Beaucoup, cependant, reste encore à faire. En se fondant sur ce qui a été réalisé jusqu'à présent, nous tous – les États parties, les organisations concernées, les opérateurs du déminage et la communauté de la Convention dans son ensemble – nous devons profiter de cette Conférence d'examen pour formuler une déclaration politique robuste et ambitieuse et proposer un plan d'action reposant sur des objectifs réalisables et prévoyant des mesures concrètes.

  • Premièrement, nous devons redoubler d'efforts pour promouvoir l'adhésion universelle à la Convention. Il y a six ans, le Plan d'action de Dubrovnik a défini un objectif ambitieux – porter à 130 le nombre des États parties à la Convention d'ici 2020 – qui n'a cependant toujours pas été atteint. Il est vital que sans plus tarder, les États non parties adhèrent à la Convention et que les 13 États signataires la ratifient.

  • Deuxièmement, l'engagement pris dans la Déclaration de Dubrovnik – condamnant « tout emploi d'armes à sous-munitions par quelque acteur que ce soit » – doit être réaffirmé lors de cette Deuxième Conférence d'examen. Nous devons également intensifier nos efforts pour promouvoir le respect universel des normes et des objectifs de la Convention par tous les acteurs, y compris les acteurs armés non étatiques.

  • Troisièmement, nous devons assurer une mise en œuvre opportune et effective de la Convention, en particulier en ce qui concerne les obligations relatives à la destruction des stocks et à l'enlèvement des restes d'armes à sous-munitions. Nous ne pouvons oublier que dix États parties sont encore pollués par des restes d'armes à sous-munitions et qu'au moins quatre États parties ne se sont pas acquittés à ce jour de l'obligation de détruire leurs stocks.

  • Quatrièmement, nous devons veiller à ce que, leur vie durant, les victimes d'armes à sous-munitions voient leurs besoins satisfaits, compte dûment tenu des considérations liées à l'âge, au sexe et à la diversité. Nous devons également garantir la pleine participation des victimes à la société.

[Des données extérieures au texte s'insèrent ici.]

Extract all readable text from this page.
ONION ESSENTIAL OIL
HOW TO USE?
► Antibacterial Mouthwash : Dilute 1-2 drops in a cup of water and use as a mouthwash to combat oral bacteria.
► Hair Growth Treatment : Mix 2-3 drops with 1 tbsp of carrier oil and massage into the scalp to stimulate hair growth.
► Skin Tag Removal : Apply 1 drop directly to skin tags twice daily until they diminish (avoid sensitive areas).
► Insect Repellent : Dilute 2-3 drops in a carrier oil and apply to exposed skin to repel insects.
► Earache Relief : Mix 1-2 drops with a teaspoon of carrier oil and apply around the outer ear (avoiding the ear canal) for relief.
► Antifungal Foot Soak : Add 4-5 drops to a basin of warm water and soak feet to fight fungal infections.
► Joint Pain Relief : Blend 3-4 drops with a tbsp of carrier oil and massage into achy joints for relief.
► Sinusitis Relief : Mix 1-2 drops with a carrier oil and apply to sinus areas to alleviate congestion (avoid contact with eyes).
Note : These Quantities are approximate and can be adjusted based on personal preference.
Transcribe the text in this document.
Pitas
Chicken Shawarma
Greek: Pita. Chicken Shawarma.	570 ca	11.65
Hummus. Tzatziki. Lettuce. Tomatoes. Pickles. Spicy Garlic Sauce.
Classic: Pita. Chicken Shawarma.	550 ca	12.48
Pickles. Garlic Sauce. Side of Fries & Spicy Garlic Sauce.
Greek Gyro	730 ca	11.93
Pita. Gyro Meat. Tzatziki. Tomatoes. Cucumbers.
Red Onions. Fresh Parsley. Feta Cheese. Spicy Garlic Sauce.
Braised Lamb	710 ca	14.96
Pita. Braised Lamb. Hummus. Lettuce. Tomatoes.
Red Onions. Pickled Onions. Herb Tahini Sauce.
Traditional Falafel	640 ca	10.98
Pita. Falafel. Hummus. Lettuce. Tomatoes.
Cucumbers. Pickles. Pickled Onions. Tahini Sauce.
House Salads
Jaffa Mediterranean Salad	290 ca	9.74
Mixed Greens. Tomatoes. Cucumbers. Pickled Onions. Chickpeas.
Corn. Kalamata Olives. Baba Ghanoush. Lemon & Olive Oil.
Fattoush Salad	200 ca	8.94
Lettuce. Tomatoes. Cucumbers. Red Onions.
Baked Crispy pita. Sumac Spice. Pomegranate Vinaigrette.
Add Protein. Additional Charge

  • Enfin, nous devons veiller à ce que des ressources soient disponibles pour mettre en œuvre les obligations clés de la Convention, telles que la dépollution, l'assistance aux victimes et l'éducation aux risques. Malgré les pressions budgétaires liées à la pandémie de Covid-19, il est crucial d'alléger les contraintes de ressources auxquelles la Convention est confrontée.

Je voudrais, pour terminer, évoquer à nouveau le sort du jeune berger yéménite, Mohammed, et des milliers d'autres enfants dont la vie a été brisée à jamais par les armes à sous-munitions. C'est pour eux que nous devons tout mettre en œuvre pour débarrasser le monde de ces armes pernicieuses.